To take all of them in.

Because something deep inside of me, in the parts that still worked, assured me that I could trust the Kavanaghs. It was the same part of me that had locked on tight to Aoife Molloy.

If I did nothing else in this world, I would see this through.

I would get these kids the fuck out of this hellhole I would.

“Wait!” Catching ahold of my arm when I tried to step around her, Shannon pulled me back to face her. “Look at me.”

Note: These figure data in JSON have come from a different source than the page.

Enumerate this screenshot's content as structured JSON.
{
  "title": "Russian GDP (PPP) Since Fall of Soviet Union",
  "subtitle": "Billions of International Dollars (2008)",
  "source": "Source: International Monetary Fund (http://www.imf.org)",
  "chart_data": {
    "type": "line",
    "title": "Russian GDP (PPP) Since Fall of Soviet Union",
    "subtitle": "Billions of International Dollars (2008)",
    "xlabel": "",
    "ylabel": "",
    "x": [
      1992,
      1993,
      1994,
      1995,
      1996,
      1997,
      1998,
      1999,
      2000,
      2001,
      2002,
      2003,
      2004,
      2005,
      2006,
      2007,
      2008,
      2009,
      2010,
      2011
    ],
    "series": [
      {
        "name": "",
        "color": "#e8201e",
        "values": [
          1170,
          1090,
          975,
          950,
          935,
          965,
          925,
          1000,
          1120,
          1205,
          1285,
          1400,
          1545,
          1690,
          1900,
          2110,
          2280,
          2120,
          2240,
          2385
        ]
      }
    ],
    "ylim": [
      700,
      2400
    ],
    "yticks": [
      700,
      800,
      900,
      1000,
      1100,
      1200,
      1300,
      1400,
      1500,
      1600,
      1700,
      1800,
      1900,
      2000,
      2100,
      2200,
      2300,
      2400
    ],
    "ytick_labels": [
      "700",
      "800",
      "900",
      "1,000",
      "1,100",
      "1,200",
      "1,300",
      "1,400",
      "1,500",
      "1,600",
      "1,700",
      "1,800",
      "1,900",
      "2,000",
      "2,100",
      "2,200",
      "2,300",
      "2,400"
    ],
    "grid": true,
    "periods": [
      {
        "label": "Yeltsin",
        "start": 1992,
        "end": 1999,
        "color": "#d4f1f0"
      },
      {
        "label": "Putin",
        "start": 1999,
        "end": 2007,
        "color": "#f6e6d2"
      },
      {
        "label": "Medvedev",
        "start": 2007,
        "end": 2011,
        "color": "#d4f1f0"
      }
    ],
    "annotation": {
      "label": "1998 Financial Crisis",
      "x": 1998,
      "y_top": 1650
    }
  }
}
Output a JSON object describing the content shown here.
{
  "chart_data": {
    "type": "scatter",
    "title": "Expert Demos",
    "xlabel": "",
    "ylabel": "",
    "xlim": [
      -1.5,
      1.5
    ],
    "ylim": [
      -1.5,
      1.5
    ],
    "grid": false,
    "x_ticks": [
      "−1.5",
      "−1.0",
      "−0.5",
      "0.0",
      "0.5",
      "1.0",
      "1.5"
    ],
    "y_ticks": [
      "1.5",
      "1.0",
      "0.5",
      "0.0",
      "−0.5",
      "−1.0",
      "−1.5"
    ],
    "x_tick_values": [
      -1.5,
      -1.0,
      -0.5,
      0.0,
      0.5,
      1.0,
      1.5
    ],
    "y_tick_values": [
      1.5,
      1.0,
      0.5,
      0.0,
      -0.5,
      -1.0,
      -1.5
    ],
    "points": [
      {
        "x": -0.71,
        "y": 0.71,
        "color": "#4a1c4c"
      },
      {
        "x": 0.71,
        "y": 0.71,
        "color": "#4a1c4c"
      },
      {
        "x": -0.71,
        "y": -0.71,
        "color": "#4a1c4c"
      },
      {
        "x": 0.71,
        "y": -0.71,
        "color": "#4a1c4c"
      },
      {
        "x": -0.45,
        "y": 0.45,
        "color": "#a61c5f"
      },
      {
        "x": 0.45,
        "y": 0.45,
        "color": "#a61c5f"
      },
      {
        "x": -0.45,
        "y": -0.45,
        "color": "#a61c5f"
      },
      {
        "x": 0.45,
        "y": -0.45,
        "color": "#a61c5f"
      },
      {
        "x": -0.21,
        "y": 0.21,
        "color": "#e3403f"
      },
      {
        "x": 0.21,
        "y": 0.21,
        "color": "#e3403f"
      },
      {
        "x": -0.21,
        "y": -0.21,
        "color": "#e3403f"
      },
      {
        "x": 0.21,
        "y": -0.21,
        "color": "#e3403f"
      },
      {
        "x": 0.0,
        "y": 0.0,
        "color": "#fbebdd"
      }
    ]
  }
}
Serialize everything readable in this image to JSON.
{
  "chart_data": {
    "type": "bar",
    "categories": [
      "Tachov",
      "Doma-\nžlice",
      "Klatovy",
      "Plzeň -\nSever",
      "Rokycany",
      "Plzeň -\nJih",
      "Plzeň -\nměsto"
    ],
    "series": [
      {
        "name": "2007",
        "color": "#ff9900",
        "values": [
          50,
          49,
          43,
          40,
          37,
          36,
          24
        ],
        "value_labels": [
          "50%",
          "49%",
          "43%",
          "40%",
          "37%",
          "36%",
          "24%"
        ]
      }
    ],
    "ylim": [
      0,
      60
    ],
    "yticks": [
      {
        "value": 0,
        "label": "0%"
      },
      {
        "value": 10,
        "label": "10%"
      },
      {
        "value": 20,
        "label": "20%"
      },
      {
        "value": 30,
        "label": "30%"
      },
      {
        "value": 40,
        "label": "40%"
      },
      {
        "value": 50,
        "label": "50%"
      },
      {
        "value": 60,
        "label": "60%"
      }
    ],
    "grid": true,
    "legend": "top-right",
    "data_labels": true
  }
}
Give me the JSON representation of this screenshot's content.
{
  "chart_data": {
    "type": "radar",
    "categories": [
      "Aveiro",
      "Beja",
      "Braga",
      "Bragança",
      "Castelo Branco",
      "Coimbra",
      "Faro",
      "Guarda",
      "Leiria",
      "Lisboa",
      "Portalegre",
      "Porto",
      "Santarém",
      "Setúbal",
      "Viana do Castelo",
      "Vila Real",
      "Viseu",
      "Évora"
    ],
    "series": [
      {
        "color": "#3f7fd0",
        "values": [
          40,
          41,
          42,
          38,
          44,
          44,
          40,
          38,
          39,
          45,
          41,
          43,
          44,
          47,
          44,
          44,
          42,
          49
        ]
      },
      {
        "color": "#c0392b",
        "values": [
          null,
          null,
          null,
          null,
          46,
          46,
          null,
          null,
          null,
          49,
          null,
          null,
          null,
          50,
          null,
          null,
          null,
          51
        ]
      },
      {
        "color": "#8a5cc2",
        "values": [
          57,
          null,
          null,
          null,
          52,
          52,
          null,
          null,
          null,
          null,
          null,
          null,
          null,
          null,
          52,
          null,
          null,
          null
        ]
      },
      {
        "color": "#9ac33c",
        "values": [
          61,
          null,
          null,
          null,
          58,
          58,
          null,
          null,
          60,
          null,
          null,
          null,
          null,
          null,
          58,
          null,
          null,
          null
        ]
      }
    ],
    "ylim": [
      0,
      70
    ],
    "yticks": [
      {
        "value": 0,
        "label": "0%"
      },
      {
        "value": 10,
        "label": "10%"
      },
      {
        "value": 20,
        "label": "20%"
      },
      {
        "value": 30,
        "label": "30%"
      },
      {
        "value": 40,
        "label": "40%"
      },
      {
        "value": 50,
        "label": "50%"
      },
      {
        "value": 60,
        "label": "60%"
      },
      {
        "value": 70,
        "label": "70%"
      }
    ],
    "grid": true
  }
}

Having nothing left to give or lose, I did as she asked.

“Joe.” She sucked in a sharp breath. “Why?”

“Just get off my back, Shan,” I replied, too damn weary to go another round with anyone, much less her. I knew what she was upset about, but I couldn’t hide it anymore. “I’m fine.”

“Joey,” Mam cried out when I walked into the kitchen with my sister hot on my heels. “Oh, thank God.”

Thank God?

Yeah fucking right.

“Mother. You’re keeping well?”

“What’s wrong with you?” Darren demanded, stalking towards me. “Why are you shaking?” When he put his hands on me, touching and probing my face, I had to use every ounce of self-control inside of my body to not react. “For fuck’s sake, Joey,” he boomed, coming to the same conclusion as Shannon, before roughly shoving me out of his sight. “What the hell is the matter with you?”

Everything, I felt like laughing. Fucking everything, asshole.

“What’s wrong?” That was Mam.

Again, I felt like laughing manically.

Like she gave a fuck.

“What’s wrong?” Darren exclaimed. “What’s wrong is your son is back on drugs!”

“Is this true, Joey?”

Resisting the urge to laugh in their fucking faces, I made a sandwich and grabbed a drink from the fridge. “I’m not back on drugs.”

“Yeah, because you were never off them to begin with, were you?”

Fuck you, golden boy. “You’re all overreacting.”

“You’re high.” Darren narrowed his eyes. “Again.”

Whoop-de-fucking-doo. “And you’re an asshole,” I shot back. “Again.”